Air mata mereka terus berjatuhan seperti hujan yang deras tak terhitung bulir tetesannya, siapa yang tidak bersedih atas kepulangan seseorang yang disayanginya. Pergi begitu saja tanpa pamit, membuat semua orang begitu terkejut.

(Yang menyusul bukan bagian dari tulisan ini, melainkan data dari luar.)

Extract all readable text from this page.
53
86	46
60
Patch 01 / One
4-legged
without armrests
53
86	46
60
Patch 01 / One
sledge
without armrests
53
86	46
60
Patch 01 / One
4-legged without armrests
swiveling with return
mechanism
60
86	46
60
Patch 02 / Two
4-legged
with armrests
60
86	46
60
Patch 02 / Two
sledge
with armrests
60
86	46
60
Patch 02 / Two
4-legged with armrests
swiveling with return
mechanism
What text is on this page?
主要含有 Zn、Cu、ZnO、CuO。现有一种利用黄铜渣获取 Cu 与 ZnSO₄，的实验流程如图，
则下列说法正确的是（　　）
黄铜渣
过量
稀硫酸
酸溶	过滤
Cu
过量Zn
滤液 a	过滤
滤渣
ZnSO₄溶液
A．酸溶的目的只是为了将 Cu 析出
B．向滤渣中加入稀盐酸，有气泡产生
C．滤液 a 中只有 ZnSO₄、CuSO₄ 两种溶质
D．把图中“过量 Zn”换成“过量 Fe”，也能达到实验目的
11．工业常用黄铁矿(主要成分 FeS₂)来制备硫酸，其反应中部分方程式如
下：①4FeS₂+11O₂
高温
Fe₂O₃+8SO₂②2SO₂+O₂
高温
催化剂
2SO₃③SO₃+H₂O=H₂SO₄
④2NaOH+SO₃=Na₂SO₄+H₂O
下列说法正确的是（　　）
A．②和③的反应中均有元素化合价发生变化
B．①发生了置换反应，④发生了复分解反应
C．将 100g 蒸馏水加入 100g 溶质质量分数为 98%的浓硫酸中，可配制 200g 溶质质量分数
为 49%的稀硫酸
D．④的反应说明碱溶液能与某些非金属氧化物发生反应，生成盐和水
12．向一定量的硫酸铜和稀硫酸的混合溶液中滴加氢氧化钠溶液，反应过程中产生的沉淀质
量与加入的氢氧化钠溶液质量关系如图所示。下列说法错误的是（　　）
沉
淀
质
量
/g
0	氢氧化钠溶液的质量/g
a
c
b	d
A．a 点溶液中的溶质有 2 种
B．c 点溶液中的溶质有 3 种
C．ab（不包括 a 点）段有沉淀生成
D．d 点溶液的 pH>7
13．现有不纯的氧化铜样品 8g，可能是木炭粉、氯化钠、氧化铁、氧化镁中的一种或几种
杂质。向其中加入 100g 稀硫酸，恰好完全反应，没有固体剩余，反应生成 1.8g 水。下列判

Pada dasarnya memanglah ajal tidak akan pernah bisa ditebak, ajal akan datang menghampiri setiap insan yang bernyawa dengan waktu yang telah ditentukan tanpa menyiapkan kesiapan hati terlebih dulu.

Bersambung...

1
honey
,😭😭😭😭
honey
ceritanya mengandung bawang . ikut sediihhh
SyaSyi
hai k aku hadir membawa like
salam dari aku dan mantan kekasih suamiku
aku tunggu feedbacknya
RN
like favorite untuk mu
intip playboy mengejar cinta❤😘 y
👸🏻🌹🎆Nana ConLey💫
baguslah
👸🏻🌹🎆Nana ConLey💫
q malas ngsh maaf
biar aj hdp msng2
biar dia menderita krn penyesalannya sndri

ky mantan pcr q wkwkwkkkkk
dia yg pergi dia yg ggl move on
hahhaiii
Anwar Sinurat
dasar rendi gak taudiri banget nih
Anwar Sinurat
kenapa iya.....penyesalan itu sll datangnya terlambat*??
cintah_jeno: karena kalo diawal itu percobaan
total 1 replies
Anwar Sinurat
michelllll
Anwar Sinurat
lucu....tapi enak juga keknya iya thor
zien
aku hadir disini 👍😘 semangat terus 💪😊 semoga sukses selalu 😀😘
zien
aku hadir disini 😊😀 semangat terus 💪😊 semoga sukses selalu 😀😘
zien
aku hadir disini 👍😘 semangat terus 💪😊 semoga sukses selalu 😀😘
zien
semangat terus ya 💪😘
semoga sukses selalu 😀😘

mampir juga di novelku JODOHKU YANG LUAR BIASA 🙏😘

mari kita saling mendukung karya kita 👍😘
Puan Harahap
hadir, air mataku menetes sebab haru, berkesan banget kisahmu thor
⚘⚘SALAM DAN MAMPIR YA KK KE
PRIA IDOLA DAN
MENIKAHI PRIA URAKAN⚘⚘
yuk saling dukung
Puan Harahap
hancur hatiku thor kayak Andini
hadir kk
⚘⚘SALAM DAN MAMPIR YA KK KE
PRIA IDOLA DAN
MENIKAHI PRIA URAKAN⚘⚘
yuk saling dukung
Puan Harahap
hadir kk
⚘⚘SALAM DAN MAMPIR YA KK KE
PRIA IDOLA DAN
MENIKAHI PRIA URAKAN⚘⚘
yuk saling dukung
Puan Harahap
hadir
⚘⚘SALAM DAN MAMPIR YA KK KE
PRIA IDOLA DAN
MENIKAHI PRIA URAKAN⚘⚘
yuk saling dukung
Puan Harahap
hadir kk, Bella kenapa jadi serakah dan jahat ya ke Andini
⚘⚘SALAM DAN MAMPIR YA KK KE
PRIA IDOLA DAN
MENIKAHI PRIA URAKAN⚘⚘
yuk saling dukung
Puan Harahap
hadir, kecewanya chandra tetap tak suka andini hiks
⚘⚘SALAM DAN MAMPIR YA KK KE
PRIA IDOLA DAN
MENIKAHI PRIA URAKAN⚘⚘
yuk saling dukung
NovelToon
Novel sejumlah besar sedang menunggu Anda baca! Juga ada komik, buku audio, dan konten lain untuk dipilih~
Semua konten GRATIS! Klik di bawah untuk download!